Jane Bom-Bane and Nick Pynn (again)--two CD reviews

From Dirty Linen #118 (June/July 2005).


Jane Bom-Bane
Round-a-way Wrong Songs
Wrong Records 006

Nick Pynn
Afterplanesman
Roundhill Music Round004 (2004)

Jane Bom-Bane sounds a little like Linda Thompson with a head cold (nasal on the high notes), thinks a little like Jane Siberry, and composes a little like — well, comparisons fail here. Salvador Dali, if Dali were a fractal-obsessed mathematician? The jaunty “I’ve Lost My Sheen” demonstrates the error of its title: shiny and bouncy, it couldn’t have much more sheen. “I’ve lost my nerve, but I still dare scream I love you,” Bom-Bane pronounces over a shifty base of harmonium (it sounds like accordion here), bass, and occasional whistles. “Boy,” which appears in a different version on her 2002 collaboration with Nick Pynn, Rotator, is likewise lively, if stripped-down here. Solo harmonium pieces like the opening “Round-a-way Wrong Song Theme” are mesmerizing. “Whoa! Hey!” is nearly conventional, a courting song sung with a barely suppressed smile. It shows that Bom-Bane knows well the formal apple-cart she’s so gleefully upsetting — or at least rearranging — on her odder numbers. Discerning listeners will be moved by this collection to “drown your sorrows and float.”

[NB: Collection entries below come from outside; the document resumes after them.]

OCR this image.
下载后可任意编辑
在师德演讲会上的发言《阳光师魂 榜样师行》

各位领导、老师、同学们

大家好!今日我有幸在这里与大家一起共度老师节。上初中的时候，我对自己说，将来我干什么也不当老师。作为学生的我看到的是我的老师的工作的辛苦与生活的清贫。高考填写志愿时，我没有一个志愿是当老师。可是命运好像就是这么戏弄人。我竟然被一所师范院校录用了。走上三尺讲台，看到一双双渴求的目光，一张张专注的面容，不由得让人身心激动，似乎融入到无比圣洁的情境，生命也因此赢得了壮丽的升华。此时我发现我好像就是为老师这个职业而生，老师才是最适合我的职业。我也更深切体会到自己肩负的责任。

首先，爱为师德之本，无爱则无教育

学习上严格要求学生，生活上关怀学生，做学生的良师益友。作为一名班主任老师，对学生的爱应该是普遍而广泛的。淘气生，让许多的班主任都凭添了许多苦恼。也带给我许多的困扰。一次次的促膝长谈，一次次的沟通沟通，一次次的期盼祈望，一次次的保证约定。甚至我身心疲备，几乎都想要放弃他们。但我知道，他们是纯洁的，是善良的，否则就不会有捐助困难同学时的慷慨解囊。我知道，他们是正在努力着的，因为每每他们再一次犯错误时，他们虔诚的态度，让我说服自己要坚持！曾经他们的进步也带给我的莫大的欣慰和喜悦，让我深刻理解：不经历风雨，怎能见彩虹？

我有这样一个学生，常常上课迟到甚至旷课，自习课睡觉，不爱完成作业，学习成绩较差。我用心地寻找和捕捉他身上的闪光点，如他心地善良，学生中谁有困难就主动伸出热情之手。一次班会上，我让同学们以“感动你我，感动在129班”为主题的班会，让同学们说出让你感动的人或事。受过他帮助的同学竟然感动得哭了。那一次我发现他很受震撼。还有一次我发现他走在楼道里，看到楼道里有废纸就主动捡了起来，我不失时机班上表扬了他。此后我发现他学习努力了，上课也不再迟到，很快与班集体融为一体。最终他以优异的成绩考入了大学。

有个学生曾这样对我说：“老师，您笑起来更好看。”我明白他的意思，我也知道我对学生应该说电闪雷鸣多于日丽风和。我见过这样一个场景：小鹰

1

Bom-Bane’s occasional collaborator Pynn takes his fiddles to new heights on Afterplanesman. The opener, “Feu de Joie,” sounds a little Nordic and a lot stately, but he pulls a switcheroo on the following, title track, on which he plays guitar, bass pedals, and wine glasses — as a glass harp — while Shetland singer Astrid Williamnson recites a verse of loss and déjà vu: “Until next time around, when we meet again.” There are many such delights on this unusual album, which isn’t quite as avant-garde as Bom-Bane’s. The scariest thing about it is a drummer named Tom Arnold, and it’s a pretty good bet it’s not the scary Tom Arnold.